Even during his vacation, post employee Rudy Paol (59) - better known as Ruudje - can’t resist to go to Helix. It is the nature of the beast - one with quite a sense of responsibility. And he likes to come to work, which feels just like home and where the residents are like family. Jokingly: "At home I have to work, here I may work."

“Thanks, Ruudje,” says a supplier after Rudy jumps up to activate the mini lift for him, so he doesn't have to lift his stuff himself. "It's just my nature to help," he explains a moment later. “I can’t stand to look at boxes lying around in the corridors either. I sometimes get the comment ‘but they will never learn then’. They are used to me clearing them up. But that is how I live life and how I was raised,” says Paol, who lived in Indonesia until he was eight - the country he never went back to. "Eindhoven really is my city."

We find him in the back of Helix, in his 'own shop', where newspaper clippings and photos adorn the wall ('Ruudje 12.5 years at CE&C') and a sign with Strandweg is visible from the outside. Today there are around twenty packages on the floor. "Very few, normally there are many more." He sees all mail items and goods. "Everything that enters the building comes through this door," he points to the open door.

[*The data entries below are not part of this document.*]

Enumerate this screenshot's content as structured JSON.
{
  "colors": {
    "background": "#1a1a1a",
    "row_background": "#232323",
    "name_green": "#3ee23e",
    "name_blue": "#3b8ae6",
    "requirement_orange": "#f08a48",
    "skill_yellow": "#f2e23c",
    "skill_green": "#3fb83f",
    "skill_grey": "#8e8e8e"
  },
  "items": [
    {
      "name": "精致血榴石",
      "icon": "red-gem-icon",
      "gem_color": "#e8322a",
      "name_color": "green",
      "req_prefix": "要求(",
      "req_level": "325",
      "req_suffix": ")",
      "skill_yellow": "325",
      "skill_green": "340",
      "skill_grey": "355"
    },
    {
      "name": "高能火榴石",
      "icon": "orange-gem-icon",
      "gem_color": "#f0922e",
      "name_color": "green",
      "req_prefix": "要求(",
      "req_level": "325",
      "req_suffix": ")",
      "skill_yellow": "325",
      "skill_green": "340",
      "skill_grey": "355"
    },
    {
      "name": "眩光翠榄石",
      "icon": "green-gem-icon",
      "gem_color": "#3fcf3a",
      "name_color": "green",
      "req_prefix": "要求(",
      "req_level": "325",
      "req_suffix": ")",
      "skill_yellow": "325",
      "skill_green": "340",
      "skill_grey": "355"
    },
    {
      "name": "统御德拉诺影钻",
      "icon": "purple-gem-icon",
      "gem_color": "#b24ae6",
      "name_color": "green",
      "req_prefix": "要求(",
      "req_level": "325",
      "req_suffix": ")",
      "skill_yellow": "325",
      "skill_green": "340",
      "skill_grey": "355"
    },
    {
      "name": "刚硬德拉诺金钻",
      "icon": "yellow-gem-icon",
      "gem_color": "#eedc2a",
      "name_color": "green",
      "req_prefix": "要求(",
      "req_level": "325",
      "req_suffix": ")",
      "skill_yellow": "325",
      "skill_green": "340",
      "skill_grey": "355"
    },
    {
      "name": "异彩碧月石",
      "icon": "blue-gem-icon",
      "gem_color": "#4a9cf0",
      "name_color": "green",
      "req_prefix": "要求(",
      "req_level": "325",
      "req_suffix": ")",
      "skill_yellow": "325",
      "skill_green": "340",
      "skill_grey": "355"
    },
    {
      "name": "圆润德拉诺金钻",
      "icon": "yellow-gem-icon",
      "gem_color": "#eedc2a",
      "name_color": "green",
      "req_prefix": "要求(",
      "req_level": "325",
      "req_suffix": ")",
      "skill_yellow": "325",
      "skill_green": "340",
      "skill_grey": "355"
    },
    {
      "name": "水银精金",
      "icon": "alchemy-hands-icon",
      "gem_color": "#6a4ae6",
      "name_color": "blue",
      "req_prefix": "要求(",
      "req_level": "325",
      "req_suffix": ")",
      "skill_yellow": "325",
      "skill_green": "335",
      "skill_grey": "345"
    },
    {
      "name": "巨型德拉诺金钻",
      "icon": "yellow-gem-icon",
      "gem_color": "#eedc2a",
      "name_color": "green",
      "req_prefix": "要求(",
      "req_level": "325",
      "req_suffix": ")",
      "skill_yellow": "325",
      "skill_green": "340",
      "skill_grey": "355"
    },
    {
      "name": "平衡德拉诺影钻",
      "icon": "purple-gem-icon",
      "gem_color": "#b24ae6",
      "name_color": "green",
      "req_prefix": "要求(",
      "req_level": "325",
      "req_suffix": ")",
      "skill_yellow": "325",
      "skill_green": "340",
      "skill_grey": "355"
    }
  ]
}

Rudy checks whether the packages are complete and brings them on a moving cart to the storage rooms on the different floors. He no longer unpacks them, that takes too much time. He delivers mail items and also does a lot of ad hoc chores: putting new furniture in place, moving tables, and so on. Very different from the first years that he worked at the department. "In the beginning there were crates full of mail, now it’s all more digital."

Chats

The shift from letters to packages also means that the hard-working employee can make fewer ‘chats’ when delivering. But luckily for him there are still enough social contacts. "Employees come by to ask if their package has arrived, or if they just come in for no particular reason." Smiling: "The toffees I recently had on my table were gone in no time. They are now under lock and key." Every day starts at 9 a.m. with coffee ‘with six boys’, referring to himself and five other employees.

Nineteen years ago he took his first steps in Helix, in a three-piece suit. An acquaintance had pointed him to the vacancy for post assistant at the department. "I thought: TU Eindhoven, that’s were all the important people work." Laughing: "But I didn't see anyone in a suit." He is now one of the regulars here. “It's a good department. We understand each other's difficulties and they are resolved immediately. It is one big family, we like each other and the contact is close. A very nice feeling, you don’t get odd glances."

 

His dedication for the organization can also be seen from the number of times he called in sick in recent years: “I may have been sick once. To call in sick, I have to be really ill. I don’t like it when others have to take over my work, that person then also has to drop some of his own duties." Also during his vacation, ‘Ruudje’ often still walks around in Helix. “I usually take half days off on vacation. I live ten minutes from the TU/e. If they need me, I'll be right there."

Yet he would like to stop working within a few years. “It feels very double. I want to enjoy life a little more, spending more time with my wife and six children. But I will really miss it here."